Education: BS Biochemistry, PhD Biophysics
PS - we're in the SF Bay Area and are hiring software engineers & business/systems analysts; looking for people at the intersection of code and science. Reach out if you're interested (email in profile, I think, or post here if you can't find my contact).
I spend about 1/4 time on unsupervised learning. This is mostly about integrating and optimizing clustering (hierarchical and graph-based) packages into tools for data analysts to use. Quite a bit of that is actually literature review - reading and keeping up to date on the latest academic results in this space. Usually, there are packages already developed in C/C++ with Python or R wrappers. I occasionally develop parallel algorithms in C++ when there are obvious multi-core performance advantages not available in a package.
I have BS and MS degrees in computer science. Almost all the RDBMS, SQL, ETL, and reporting tools are self-taught skills that I picked up professionally after leaving graduate school.
I love the high performance computing work but I have found it hard to build a career solely on that work.
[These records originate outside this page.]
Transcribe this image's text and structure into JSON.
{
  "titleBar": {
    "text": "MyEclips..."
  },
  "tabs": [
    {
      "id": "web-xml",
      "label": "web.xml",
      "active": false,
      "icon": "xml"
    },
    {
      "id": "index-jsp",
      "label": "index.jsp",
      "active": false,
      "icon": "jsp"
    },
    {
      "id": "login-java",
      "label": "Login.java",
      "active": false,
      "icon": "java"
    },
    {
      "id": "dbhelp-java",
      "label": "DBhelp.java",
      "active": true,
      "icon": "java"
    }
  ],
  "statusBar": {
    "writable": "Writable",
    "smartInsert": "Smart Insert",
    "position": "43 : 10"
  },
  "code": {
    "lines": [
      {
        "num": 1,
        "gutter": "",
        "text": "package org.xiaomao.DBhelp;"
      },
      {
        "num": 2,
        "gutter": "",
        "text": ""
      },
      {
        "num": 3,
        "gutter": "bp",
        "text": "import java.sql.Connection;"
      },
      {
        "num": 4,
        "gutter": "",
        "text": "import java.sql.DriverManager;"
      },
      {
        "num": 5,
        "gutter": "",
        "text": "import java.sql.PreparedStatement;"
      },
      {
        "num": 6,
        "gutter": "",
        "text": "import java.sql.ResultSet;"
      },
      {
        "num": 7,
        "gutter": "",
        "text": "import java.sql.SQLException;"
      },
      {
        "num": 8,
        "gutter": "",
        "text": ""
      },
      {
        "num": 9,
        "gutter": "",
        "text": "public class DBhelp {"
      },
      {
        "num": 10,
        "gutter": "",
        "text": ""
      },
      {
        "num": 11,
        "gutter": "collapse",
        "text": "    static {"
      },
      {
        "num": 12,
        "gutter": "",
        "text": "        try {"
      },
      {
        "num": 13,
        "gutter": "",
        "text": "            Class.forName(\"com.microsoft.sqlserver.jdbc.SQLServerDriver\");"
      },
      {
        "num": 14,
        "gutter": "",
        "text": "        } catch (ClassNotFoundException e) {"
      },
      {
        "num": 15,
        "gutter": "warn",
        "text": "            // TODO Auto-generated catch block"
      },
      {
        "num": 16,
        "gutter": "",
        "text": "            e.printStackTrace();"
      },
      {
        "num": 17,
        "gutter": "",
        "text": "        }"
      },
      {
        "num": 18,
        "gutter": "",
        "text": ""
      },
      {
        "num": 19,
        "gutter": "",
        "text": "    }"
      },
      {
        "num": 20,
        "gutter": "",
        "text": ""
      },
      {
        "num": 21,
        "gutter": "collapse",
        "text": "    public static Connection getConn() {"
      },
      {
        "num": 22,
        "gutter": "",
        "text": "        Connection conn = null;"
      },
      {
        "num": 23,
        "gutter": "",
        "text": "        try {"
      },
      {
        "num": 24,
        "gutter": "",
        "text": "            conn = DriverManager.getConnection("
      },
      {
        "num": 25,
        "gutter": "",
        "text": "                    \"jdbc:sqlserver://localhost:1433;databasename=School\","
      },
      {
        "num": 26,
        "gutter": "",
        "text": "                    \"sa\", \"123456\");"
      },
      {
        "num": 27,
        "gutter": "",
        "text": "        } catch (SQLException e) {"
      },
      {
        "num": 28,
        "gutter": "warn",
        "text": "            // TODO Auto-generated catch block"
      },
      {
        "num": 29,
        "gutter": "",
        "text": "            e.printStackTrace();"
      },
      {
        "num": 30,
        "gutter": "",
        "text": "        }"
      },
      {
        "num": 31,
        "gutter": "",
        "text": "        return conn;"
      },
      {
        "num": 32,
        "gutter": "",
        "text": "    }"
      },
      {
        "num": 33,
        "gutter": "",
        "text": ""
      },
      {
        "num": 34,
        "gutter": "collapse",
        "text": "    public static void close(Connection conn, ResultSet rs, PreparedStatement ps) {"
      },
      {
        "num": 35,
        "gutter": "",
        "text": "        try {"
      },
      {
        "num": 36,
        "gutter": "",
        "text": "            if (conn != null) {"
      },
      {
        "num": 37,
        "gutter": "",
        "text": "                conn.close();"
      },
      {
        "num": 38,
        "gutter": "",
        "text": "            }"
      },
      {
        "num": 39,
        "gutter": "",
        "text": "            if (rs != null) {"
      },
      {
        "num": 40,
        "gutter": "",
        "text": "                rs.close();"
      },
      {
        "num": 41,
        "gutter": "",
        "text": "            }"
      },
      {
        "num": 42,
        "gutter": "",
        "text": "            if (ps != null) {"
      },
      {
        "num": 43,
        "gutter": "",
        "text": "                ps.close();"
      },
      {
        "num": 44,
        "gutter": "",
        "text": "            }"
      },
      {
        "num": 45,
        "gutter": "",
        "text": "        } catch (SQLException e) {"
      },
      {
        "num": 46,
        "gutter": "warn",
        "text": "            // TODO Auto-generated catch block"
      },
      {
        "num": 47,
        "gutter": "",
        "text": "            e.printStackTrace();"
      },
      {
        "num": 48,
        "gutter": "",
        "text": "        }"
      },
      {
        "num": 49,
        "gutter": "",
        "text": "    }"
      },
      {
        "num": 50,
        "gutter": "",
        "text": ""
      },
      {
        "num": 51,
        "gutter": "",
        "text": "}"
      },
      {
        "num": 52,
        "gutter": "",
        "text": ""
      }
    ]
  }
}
Lots of research projects don't have funding to support a full-time programmer for that effort and other internal teams support installation and administration of standard tools.
I am really not paid for the HPC work - it is just a nice option available because I am relatively efficient at all the traditional IT work and my workplace is happy to have a little "extra" help on the HPC stuff.
Matlab/Simulink (or Octave or Scilab), Mathematica, Excel, R, Python, C, C++, Fortran, Julia, SQL... etc.
Is anyone using anything else? Who is doing data science (statistics focused) versus numerical work (matrices, integration... etc) versus something else?
What are the most common libraries that you use?
I’ve recently started using JAX and I’m really into it! It’s really fast even on my laptop (cpu) and can run even faster on GPU. I’m now using jax even for random scripts as well as I prefer the random number generator to numpy’s one. This is because you pass the random keys explicitly to all random functions so everything is reproducible.
I really like programming side the research; especially trying to get algorithms to be fast! So Jax is really great for that
Work is mostly fun and the culture is quite relaxed. The biggest challenge right now (a couple of years of experience) is deciding whether to specialise more in some branch of statistics or get more experience in building stuff and be an ML engineer next. I really don't know which of these two paths to take.
Unfortunately, IME, the effort vs financial reward ratio is completely blown out of the water by general software. I make >3x what the postdocs were making with less experience, less education, and (speaking generally) less intelligence.
Obviously there are industry positions that pay better, but the general trend is you will be compensated far less than you could doing general software development.
I had to refer to a few scientific papers in industry journals etc. Coding was fairly straightforward but the business seemed to have no easy way of validating them as they had multiple ancient versions of the code that all gave different results.
I love writing code and do side projects from time to time but I really enjoy applying the programming skills to solve a physical problem.
I work on CFD software. Mix of implementing new features + speeding up.
I did a degree and PhD in Physics before hand.
Title is just 'Software Developer/Engineer'. But that's generic and applies to everyone here - it's a multinational with a fairly set grading structure across different job roles.
Now all I need is to figure out how to make a living out of it XD
Title translates as reasearch associate and I have a masters equivalent degree in mechanical engineering.
We're using mainly C++ and Python as far as languages go, with libraries such as FEniCS, numpy, scipy, PyMC3, pandas, xarray, matplotlib. Maybe more that slip my mind right now.